Daha sonra, bölümleri montaj ortamına sahip bir slayta monte edin. RNA ekstraksiyonu ve ters transkripsiyondan sonra, sonda tabanlı teknoloji ve termal döngücü ile nicel gerçek zamanlı PCR analizi yapın. 12,5 mikrolitre prob bazlı ana karışım, her OTX1, OTX2 ve ACTB problarının 1,25 mikrolitresi, 50 nanogram CDNA ve toplam hacmi25 mikrolitreye kadar çekirdeksiz su kullanarak PCR reaksiyon karışımını hazırlayın.

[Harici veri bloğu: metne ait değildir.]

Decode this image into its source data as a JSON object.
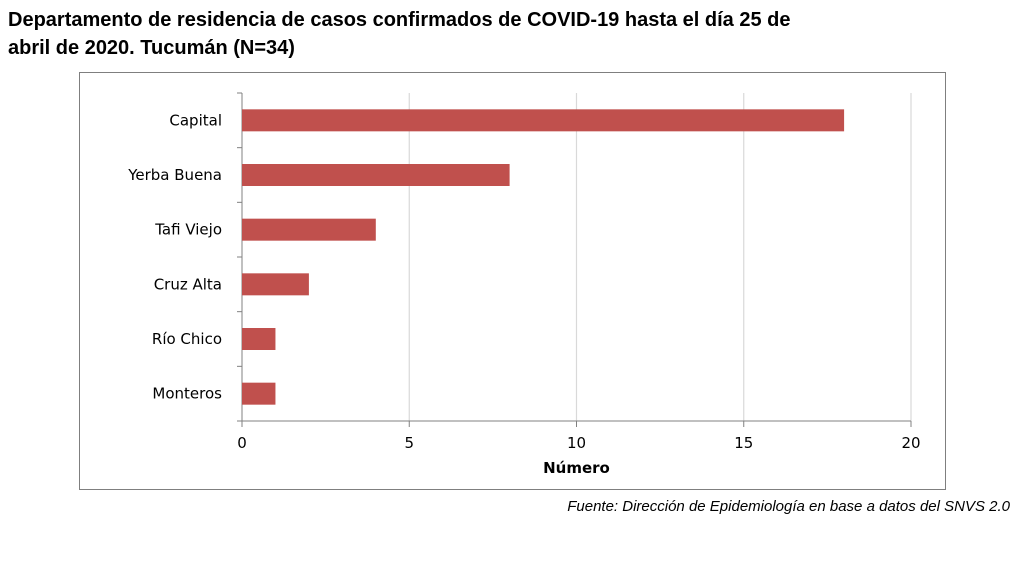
{
  "title_lines": [
    "Departamento de residencia de casos confirmados de COVID-19 hasta el día 25 de",
    "abril de 2020. Tucumán (N=34)"
  ],
  "source": "Fuente: Dirección de Epidemiología en base a datos del SNVS 2.0",
  "colors": {
    "bar": "#c0504d",
    "grid": "#d9d9d9",
    "axis": "#808080"
  },
  "chart_data": {
    "type": "bar",
    "orientation": "horizontal",
    "title": "Departamento de residencia de casos confirmados de COVID-19 hasta el día 25 de abril de 2020. Tucumán (N=34)",
    "categories": [
      "Capital",
      "Yerba Buena",
      "Tafi Viejo",
      "Cruz Alta",
      "Río Chico",
      "Monteros"
    ],
    "values": [
      18,
      8,
      4,
      2,
      1,
      1
    ],
    "xlabel": "Número",
    "ylabel": "",
    "xlim": [
      0,
      20
    ],
    "xticks": [
      0,
      5,
      10,
      15,
      20
    ],
    "grid": true,
    "legend": "none"
  }
}
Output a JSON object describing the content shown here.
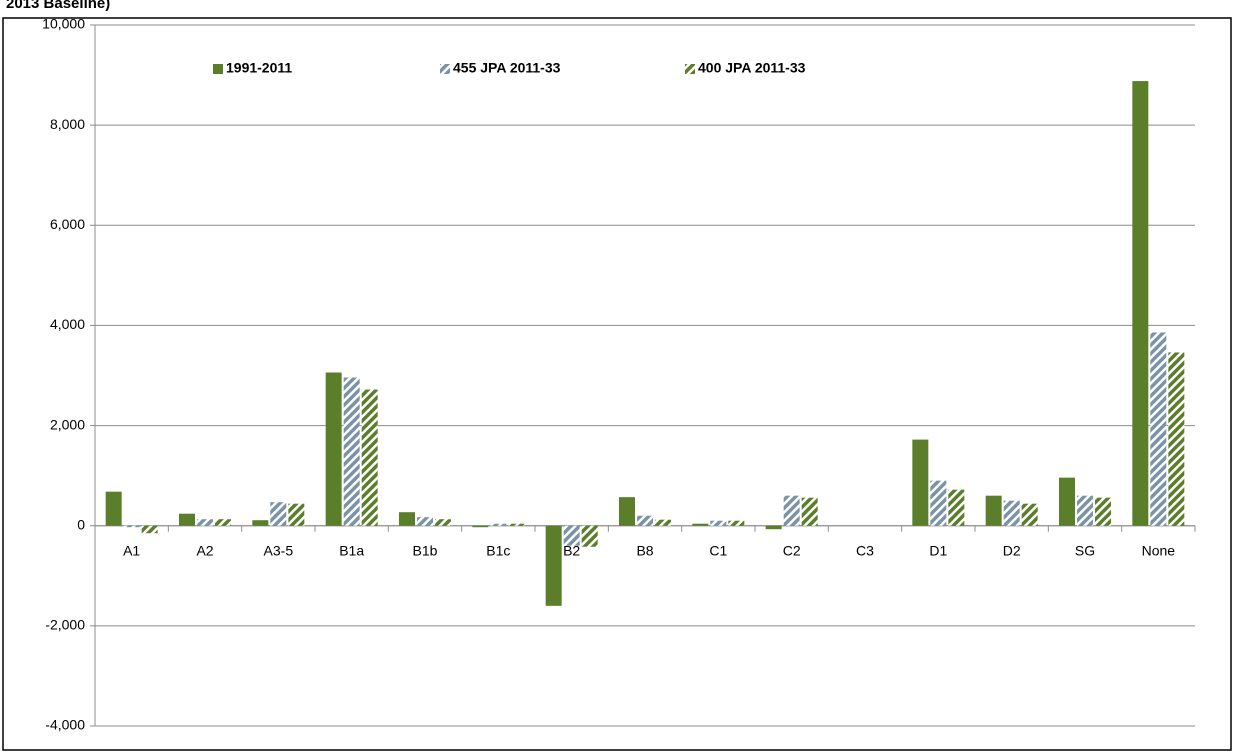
{
  "chart_data": {
    "type": "bar",
    "title": "2013 Baseline)",
    "categories": [
      "A1",
      "A2",
      "A3-5",
      "B1a",
      "B1b",
      "B1c",
      "B2",
      "B8",
      "C1",
      "C2",
      "C3",
      "D1",
      "D2",
      "SG",
      "None"
    ],
    "series": [
      {
        "name": "1991-2011",
        "color": "#5b7e2b",
        "pattern": "solid",
        "values": [
          680,
          240,
          110,
          3060,
          270,
          -30,
          -1600,
          570,
          40,
          -70,
          0,
          1720,
          600,
          960,
          8880
        ]
      },
      {
        "name": "455 JPA 2011-33",
        "color": "#7a93a6",
        "pattern": "hatch",
        "values": [
          -30,
          130,
          470,
          2960,
          170,
          40,
          -400,
          200,
          100,
          600,
          0,
          900,
          500,
          600,
          3860
        ]
      },
      {
        "name": "400 JPA 2011-33",
        "color": "#5b7e2b",
        "pattern": "hatch",
        "values": [
          -150,
          130,
          440,
          2720,
          130,
          40,
          -420,
          120,
          100,
          560,
          0,
          720,
          440,
          560,
          3460
        ]
      }
    ],
    "ylim": [
      -4000,
      10000
    ],
    "yticks": [
      {
        "value": -4000,
        "label": "-4,000"
      },
      {
        "value": -2000,
        "label": "-2,000"
      },
      0,
      {
        "value": 2000,
        "label": "2,000"
      },
      {
        "value": 4000,
        "label": "4,000"
      },
      {
        "value": 6000,
        "label": "6,000"
      },
      {
        "value": 8000,
        "label": "8,000"
      },
      {
        "value": 10000,
        "label": "10,000"
      }
    ],
    "grid": true,
    "legend": "top"
  }
}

Gen ekspresyonu düzeylerini normalleştirmek için endojen kontrol olarak ACTB genini kullanarak triplicate tüm reaksiyonları gerçekleştirin. Sonra, 1109 kez yerçekimi üç dakika için plaka santrifüj. Daha sonra plakayı ışıktan korunan dört santigrat derecede saklayın, ta ki deneye kadar.
Gerçek zamanlı PCR gerçekleştirmek için, örnekleri makineye yerleştirin. Daha sonra, termal döngücü profilini iki dakika için 50 derece santigrat derece, 10 dakika 95 santigrat derece, ardından 95 santigrat derece de 40 döngüleri 15 saniye ve bir dakika için 60 derece santigrat son döngüsü ile ayarlayın. Gen ekspresyonu düzeyi analizi için, endojen kontrol olarak ACTB genini kullanarak karşılaştırmalı döngü eşik yöntemi ile gen ekspresyonu düzeylerini normalleştirin.
Karşılaştırmalı döngü eşiği yöntemini kullanarak gen ekspresyonu düzeylerini değerlendirin ve sonuçları çizin. Daha sonra, p ile istatistiksel olarak anlamlı sonuçlar göz önünde bulundurularak, öğrencinin t-testini kullanarak istatistiksel analiz yapın
OTX1 için nükleer ekspresyon tüm non-intestinal tip adenokarsinom örneklerinde bulundu, çok az veya immünreaktivite olmayan bağırsak tipi adenokarsinomlarda vurgulandı. Tüm koku nöroblastomlarında yoğun immünoreaktivite mevcuttu. Tüm kötü diferansiye nöro-endokrin karsinomlar arasında, OTX ekspresyonu pozitif hücrelerin yoğunluğu ve yüzdesi olarak değişmektedir.
Bu yordamı denerken, steril ekipmanlar kullanarak steril koşullarda RNA ekstraksiyonunun her bir adımını gerçekleştirmeyi unutmamak önemlidir. Bu prosedüre paralel olarak, tekniğimizden elde edilen sonuçları doğrulamak için x-Ray analizi, burun boşluğunun endoskopik muayenesi, CT taraması, manyetik rezonans görüntüleme ve biyopsi gibi diğer yöntemler de uygulanmaktadır. Bu teknik, gelişiminden sonra onkoloji alanında araştırmacıların bu hastalığı hücre modellerinde keşfetmelerinin önünü açmıştır.
Bu videoyu izledikten sonra, immünohistokimya ve gerçek zamanlı PCR kullanarak tümör alt tiplerini ayırt etmek için moleküler belirteçleri tanımlamak için nasıl iyi bir anlayışa sahip olmalıdır. Bu reaktiflerle, enstrümantasyonla ve numunelerle çalışmanın son derece tehlikeli olabileceğini ve bu prosedürü gerçekleştirirken DPI gibi önlemlerin her zaman alınması gerektiğini unutmayın.